When I was working on yesterday’s post about author/historian Robert Utley–which came to mind when I read some tribute articles about him in “Montana, The Magazine of Western History”–I couldn’t help but notice the picture on the magazine’s cover was the character Hipshot Percussion from the comic strip Rick O’Shay that was syndicated from 1958 to 1981. I wonder how many readers recognized the guy before they read the “on the cover” blurb on the contents page.

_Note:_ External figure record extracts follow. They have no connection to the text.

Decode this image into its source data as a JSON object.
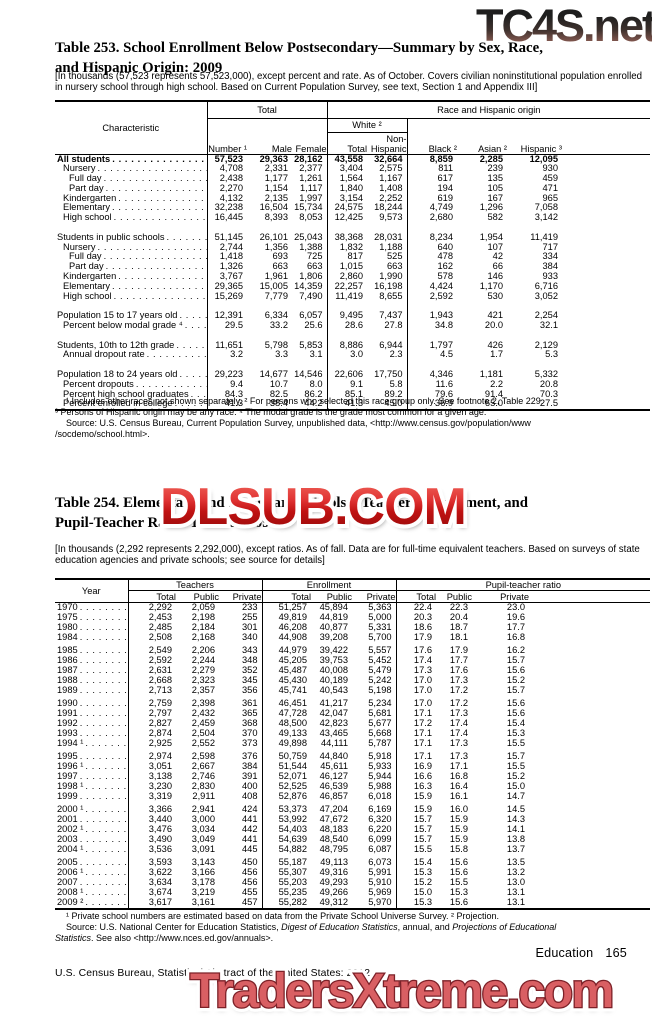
{
  "watermarks": {
    "top": "TC4S.net",
    "middle": "DLSUB.COM",
    "bottom": "TradersXtreme.com"
  },
  "table253": {
    "title_lines": [
      "Table 253. School Enrollment Below Postsecondary—Summary by Sex, Race,",
      "and Hispanic Origin: 2009"
    ],
    "note": "[In thousands (57,523 represents 57,523,000), except percent and rate. As of October. Covers civilian noninstitutional population enrolled in nursery school through high school. Based on Current Population Survey, see text, Section 1 and Appendix III]",
    "header": {
      "characteristic": "Characteristic",
      "group_total": "Total",
      "group_race": "Race and Hispanic origin",
      "group_white": "White ²",
      "col_number": "Number ¹",
      "col_male": "Male",
      "col_female": "Female",
      "col_white_total": "Total",
      "col_non_hispanic": "Non-\nHispanic",
      "col_black": "Black ²",
      "col_asian": "Asian ²",
      "col_hispanic": "Hispanic ³"
    },
    "sections": [
      [
        {
          "label": "All students",
          "indent": 0,
          "bold": true,
          "values": [
            "57,523",
            "29,363",
            "28,162",
            "43,558",
            "32,664",
            "8,859",
            "2,285",
            "12,095"
          ]
        },
        {
          "label": "Nursery",
          "indent": 1,
          "values": [
            "4,708",
            "2,331",
            "2,377",
            "3,404",
            "2,575",
            "811",
            "239",
            "930"
          ]
        },
        {
          "label": "Full day",
          "indent": 2,
          "values": [
            "2,438",
            "1,177",
            "1,261",
            "1,564",
            "1,167",
            "617",
            "135",
            "459"
          ]
        },
        {
          "label": "Part day",
          "indent": 2,
          "values": [
            "2,270",
            "1,154",
            "1,117",
            "1,840",
            "1,408",
            "194",
            "105",
            "471"
          ]
        },
        {
          "label": "Kindergarten",
          "indent": 1,
          "values": [
            "4,132",
            "2,135",
            "1,997",
            "3,154",
            "2,252",
            "619",
            "167",
            "965"
          ]
        },
        {
          "label": "Elementary",
          "indent": 1,
          "values": [
            "32,238",
            "16,504",
            "15,734",
            "24,575",
            "18,244",
            "4,749",
            "1,296",
            "7,058"
          ]
        },
        {
          "label": "High school",
          "indent": 1,
          "values": [
            "16,445",
            "8,393",
            "8,053",
            "12,425",
            "9,573",
            "2,680",
            "582",
            "3,142"
          ]
        }
      ],
      [
        {
          "label": "Students in public schools",
          "indent": 0,
          "values": [
            "51,145",
            "26,101",
            "25,043",
            "38,368",
            "28,031",
            "8,234",
            "1,954",
            "11,419"
          ]
        },
        {
          "label": "Nursery",
          "indent": 1,
          "values": [
            "2,744",
            "1,356",
            "1,388",
            "1,832",
            "1,188",
            "640",
            "107",
            "717"
          ]
        },
        {
          "label": "Full day",
          "indent": 2,
          "values": [
            "1,418",
            "693",
            "725",
            "817",
            "525",
            "478",
            "42",
            "334"
          ]
        },
        {
          "label": "Part day",
          "indent": 2,
          "values": [
            "1,326",
            "663",
            "663",
            "1,015",
            "663",
            "162",
            "66",
            "384"
          ]
        },
        {
          "label": "Kindergarten",
          "indent": 1,
          "values": [
            "3,767",
            "1,961",
            "1,806",
            "2,860",
            "1,990",
            "578",
            "146",
            "933"
          ]
        },
        {
          "label": "Elementary",
          "indent": 1,
          "values": [
            "29,365",
            "15,005",
            "14,359",
            "22,257",
            "16,198",
            "4,424",
            "1,170",
            "6,716"
          ]
        },
        {
          "label": "High school",
          "indent": 1,
          "values": [
            "15,269",
            "7,779",
            "7,490",
            "11,419",
            "8,655",
            "2,592",
            "530",
            "3,052"
          ]
        }
      ],
      [
        {
          "label": "Population 15 to 17 years old",
          "indent": 0,
          "values": [
            "12,391",
            "6,334",
            "6,057",
            "9,495",
            "7,437",
            "1,943",
            "421",
            "2,254"
          ]
        },
        {
          "label": "Percent below modal grade ⁴",
          "indent": 1,
          "values": [
            "29.5",
            "33.2",
            "25.6",
            "28.6",
            "27.8",
            "34.8",
            "20.0",
            "32.1"
          ]
        }
      ],
      [
        {
          "label": "Students, 10th to 12th grade",
          "indent": 0,
          "values": [
            "11,651",
            "5,798",
            "5,853",
            "8,886",
            "6,944",
            "1,797",
            "426",
            "2,129"
          ]
        },
        {
          "label": "Annual dropout rate",
          "indent": 1,
          "values": [
            "3.2",
            "3.3",
            "3.1",
            "3.0",
            "2.3",
            "4.5",
            "1.7",
            "5.3"
          ]
        }
      ],
      [
        {
          "label": "Population 18 to 24 years old",
          "indent": 0,
          "values": [
            "29,223",
            "14,677",
            "14,546",
            "22,606",
            "17,750",
            "4,346",
            "1,181",
            "5,332"
          ]
        },
        {
          "label": "Percent dropouts",
          "indent": 1,
          "values": [
            "9.4",
            "10.7",
            "8.0",
            "9.1",
            "5.8",
            "11.6",
            "2.2",
            "20.8"
          ]
        },
        {
          "label": "Percent high school graduates",
          "indent": 1,
          "values": [
            "84.3",
            "82.5",
            "86.2",
            "85.1",
            "89.2",
            "79.6",
            "91.4",
            "70.3"
          ]
        },
        {
          "label": "Percent enrolled in college",
          "indent": 1,
          "values": [
            "41.3",
            "38.4",
            "44.2",
            "41.3",
            "45.0",
            "36.9",
            "65.0",
            "27.5"
          ]
        }
      ]
    ],
    "footnotes": [
      {
        "indent": true,
        "segs": [
          {
            "t": "¹ Includes other races not shown separately. ² For persons who selected this race group only. See footnote 2, Table 229."
          }
        ]
      },
      {
        "indent": false,
        "segs": [
          {
            "t": "³ Persons of Hispanic origin may be any race. ⁴ The modal grade is the grade most common for a given age."
          }
        ]
      },
      {
        "indent": true,
        "segs": [
          {
            "t": "Source: U.S. Census Bureau, Current Population Survey, unpublished data, <http://www.census.gov/population/www"
          }
        ]
      },
      {
        "indent": false,
        "segs": [
          {
            "t": "/socdemo/school.html>."
          }
        ]
      }
    ]
  },
  "table254": {
    "title_lines": [
      "Table 254. Elementary and Secondary Schools—Teachers, Enrollment, and",
      "Pupil-Teacher Ratio: 1970 to 2009"
    ],
    "note": "[In thousands (2,292 represents 2,292,000), except ratios. As of fall. Data are for full-time equivalent teachers. Based on surveys of state education agencies and private schools; see source for details]",
    "header": {
      "year": "Year",
      "groups": [
        {
          "label": "Teachers"
        },
        {
          "label": "Enrollment"
        },
        {
          "label": "Pupil-teacher ratio"
        }
      ],
      "sub": [
        "Total",
        "Public",
        "Private"
      ]
    },
    "sections": [
      [
        {
          "label": "1970",
          "indent": 0,
          "values": [
            "2,292",
            "2,059",
            "233",
            "51,257",
            "45,894",
            "5,363",
            "22.4",
            "22.3",
            "23.0"
          ]
        },
        {
          "label": "1975",
          "indent": 0,
          "values": [
            "2,453",
            "2,198",
            "255",
            "49,819",
            "44,819",
            "5,000",
            "20.3",
            "20.4",
            "19.6"
          ]
        },
        {
          "label": "1980",
          "indent": 0,
          "values": [
            "2,485",
            "2,184",
            "301",
            "46,208",
            "40,877",
            "5,331",
            "18.6",
            "18.7",
            "17.7"
          ]
        },
        {
          "label": "1984",
          "indent": 0,
          "values": [
            "2,508",
            "2,168",
            "340",
            "44,908",
            "39,208",
            "5,700",
            "17.9",
            "18.1",
            "16.8"
          ]
        }
      ],
      [
        {
          "label": "1985",
          "indent": 0,
          "values": [
            "2,549",
            "2,206",
            "343",
            "44,979",
            "39,422",
            "5,557",
            "17.6",
            "17.9",
            "16.2"
          ]
        },
        {
          "label": "1986",
          "indent": 0,
          "values": [
            "2,592",
            "2,244",
            "348",
            "45,205",
            "39,753",
            "5,452",
            "17.4",
            "17.7",
            "15.7"
          ]
        },
        {
          "label": "1987",
          "indent": 0,
          "values": [
            "2,631",
            "2,279",
            "352",
            "45,487",
            "40,008",
            "5,479",
            "17.3",
            "17.6",
            "15.6"
          ]
        },
        {
          "label": "1988",
          "indent": 0,
          "values": [
            "2,668",
            "2,323",
            "345",
            "45,430",
            "40,189",
            "5,242",
            "17.0",
            "17.3",
            "15.2"
          ]
        },
        {
          "label": "1989",
          "indent": 0,
          "values": [
            "2,713",
            "2,357",
            "356",
            "45,741",
            "40,543",
            "5,198",
            "17.0",
            "17.2",
            "15.7"
          ]
        }
      ],
      [
        {
          "label": "1990",
          "indent": 0,
          "values": [
            "2,759",
            "2,398",
            "361",
            "46,451",
            "41,217",
            "5,234",
            "17.0",
            "17.2",
            "15.6"
          ]
        },
        {
          "label": "1991",
          "indent": 0,
          "values": [
            "2,797",
            "2,432",
            "365",
            "47,728",
            "42,047",
            "5,681",
            "17.1",
            "17.3",
            "15.6"
          ]
        },
        {
          "label": "1992",
          "indent": 0,
          "values": [
            "2,827",
            "2,459",
            "368",
            "48,500",
            "42,823",
            "5,677",
            "17.2",
            "17.4",
            "15.4"
          ]
        },
        {
          "label": "1993",
          "indent": 0,
          "values": [
            "2,874",
            "2,504",
            "370",
            "49,133",
            "43,465",
            "5,668",
            "17.1",
            "17.4",
            "15.3"
          ]
        },
        {
          "label": "1994 ¹",
          "indent": 0,
          "values": [
            "2,925",
            "2,552",
            "373",
            "49,898",
            "44,111",
            "5,787",
            "17.1",
            "17.3",
            "15.5"
          ]
        }
      ],
      [
        {
          "label": "1995",
          "indent": 0,
          "values": [
            "2,974",
            "2,598",
            "376",
            "50,759",
            "44,840",
            "5,918",
            "17.1",
            "17.3",
            "15.7"
          ]
        },
        {
          "label": "1996 ¹",
          "indent": 0,
          "values": [
            "3,051",
            "2,667",
            "384",
            "51,544",
            "45,611",
            "5,933",
            "16.9",
            "17.1",
            "15.5"
          ]
        },
        {
          "label": "1997",
          "indent": 0,
          "values": [
            "3,138",
            "2,746",
            "391",
            "52,071",
            "46,127",
            "5,944",
            "16.6",
            "16.8",
            "15.2"
          ]
        },
        {
          "label": "1998 ¹",
          "indent": 0,
          "values": [
            "3,230",
            "2,830",
            "400",
            "52,525",
            "46,539",
            "5,988",
            "16.3",
            "16.4",
            "15.0"
          ]
        },
        {
          "label": "1999",
          "indent": 0,
          "values": [
            "3,319",
            "2,911",
            "408",
            "52,876",
            "46,857",
            "6,018",
            "15.9",
            "16.1",
            "14.7"
          ]
        }
      ],
      [
        {
          "label": "2000 ¹",
          "indent": 0,
          "values": [
            "3,366",
            "2,941",
            "424",
            "53,373",
            "47,204",
            "6,169",
            "15.9",
            "16.0",
            "14.5"
          ]
        },
        {
          "label": "2001",
          "indent": 0,
          "values": [
            "3,440",
            "3,000",
            "441",
            "53,992",
            "47,672",
            "6,320",
            "15.7",
            "15.9",
            "14.3"
          ]
        },
        {
          "label": "2002 ¹",
          "indent": 0,
          "values": [
            "3,476",
            "3,034",
            "442",
            "54,403",
            "48,183",
            "6,220",
            "15.7",
            "15.9",
            "14.1"
          ]
        },
        {
          "label": "2003",
          "indent": 0,
          "values": [
            "3,490",
            "3,049",
            "441",
            "54,639",
            "48,540",
            "6,099",
            "15.7",
            "15.9",
            "13.8"
          ]
        },
        {
          "label": "2004 ¹",
          "indent": 0,
          "values": [
            "3,536",
            "3,091",
            "445",
            "54,882",
            "48,795",
            "6,087",
            "15.5",
            "15.8",
            "13.7"
          ]
        }
      ],
      [
        {
          "label": "2005",
          "indent": 0,
          "values": [
            "3,593",
            "3,143",
            "450",
            "55,187",
            "49,113",
            "6,073",
            "15.4",
            "15.6",
            "13.5"
          ]
        },
        {
          "label": "2006 ¹",
          "indent": 0,
          "values": [
            "3,622",
            "3,166",
            "456",
            "55,307",
            "49,316",
            "5,991",
            "15.3",
            "15.6",
            "13.2"
          ]
        },
        {
          "label": "2007",
          "indent": 0,
          "values": [
            "3,634",
            "3,178",
            "456",
            "55,203",
            "49,293",
            "5,910",
            "15.2",
            "15.5",
            "13.0"
          ]
        },
        {
          "label": "2008 ¹",
          "indent": 0,
          "values": [
            "3,674",
            "3,219",
            "455",
            "55,235",
            "49,266",
            "5,969",
            "15.0",
            "15.3",
            "13.1"
          ]
        },
        {
          "label": "2009 ²",
          "indent": 0,
          "values": [
            "3,617",
            "3,161",
            "457",
            "55,282",
            "49,312",
            "5,970",
            "15.3",
            "15.6",
            "13.1"
          ]
        }
      ]
    ],
    "footnotes": [
      {
        "indent": true,
        "segs": [
          {
            "t": "¹ Private school numbers are estimated based on data from the Private School Universe Survey. ² Projection."
          }
        ]
      },
      {
        "indent": true,
        "segs": [
          {
            "t": "Source: U.S. National Center for Education Statistics, "
          },
          {
            "t": "Digest of Education Statistics",
            "i": true
          },
          {
            "t": ", annual, and ",
            "i": false
          },
          {
            "t": "Projections of Educational",
            "i": true
          }
        ]
      },
      {
        "indent": false,
        "segs": [
          {
            "t": "Statistics",
            "i": true
          },
          {
            "t": ". See also <http://www.nces.ed.gov/annuals>."
          }
        ]
      }
    ]
  },
  "footer": {
    "section_label": "Education",
    "page_number": "165",
    "source_line": "U.S. Census Bureau, Statistical Abstract of the United States: 2012"
  }
}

Rick O’Shay was a small-town western sherrif whose best friend was the gunslinger Hipshot Percussion. I remember Stan Lynde’s comic strip since it appeared in our local paper. I was rather put off by the characters’ names which, as Wikipedia reminds us, “were gambler Deuces Wilde, dance hall owner Gaye Abandon, physician Dr. Basil Metabolism (and his nurse, Ophelia Pulse), gunsmith and Civil War veteran Cap’n Ball, banker Mort Gage and a boy named Quyat Burp. The neighboring Kyute Indian tribe includes Chief Horse’s Neck, his ugly but sweet daughter Moonglow and her persistent suitor Crazy Quilt.”

According to Wikipedia, “Hipshot is frequently referred to as an ‘outlaw,’ and in one strip he decided to regain his losses at poker by holding up the local bank. Sometimes in the Sunday strip he is shown alone, on horseback, in the Western background, speaking to his Maker, whom he addresses as ‘Boss.’ He does not attend church and prefers to recognize his God in a privately styled fashion.”

I think I read the comic strip last in the Sunday comics, preferring Dick Tracy, Blondie, and Beetle Bailey.


P.S. My favorite comic strip of all time was Krazy Kat. It ran before I was around, but my father had the collected episodes in a book.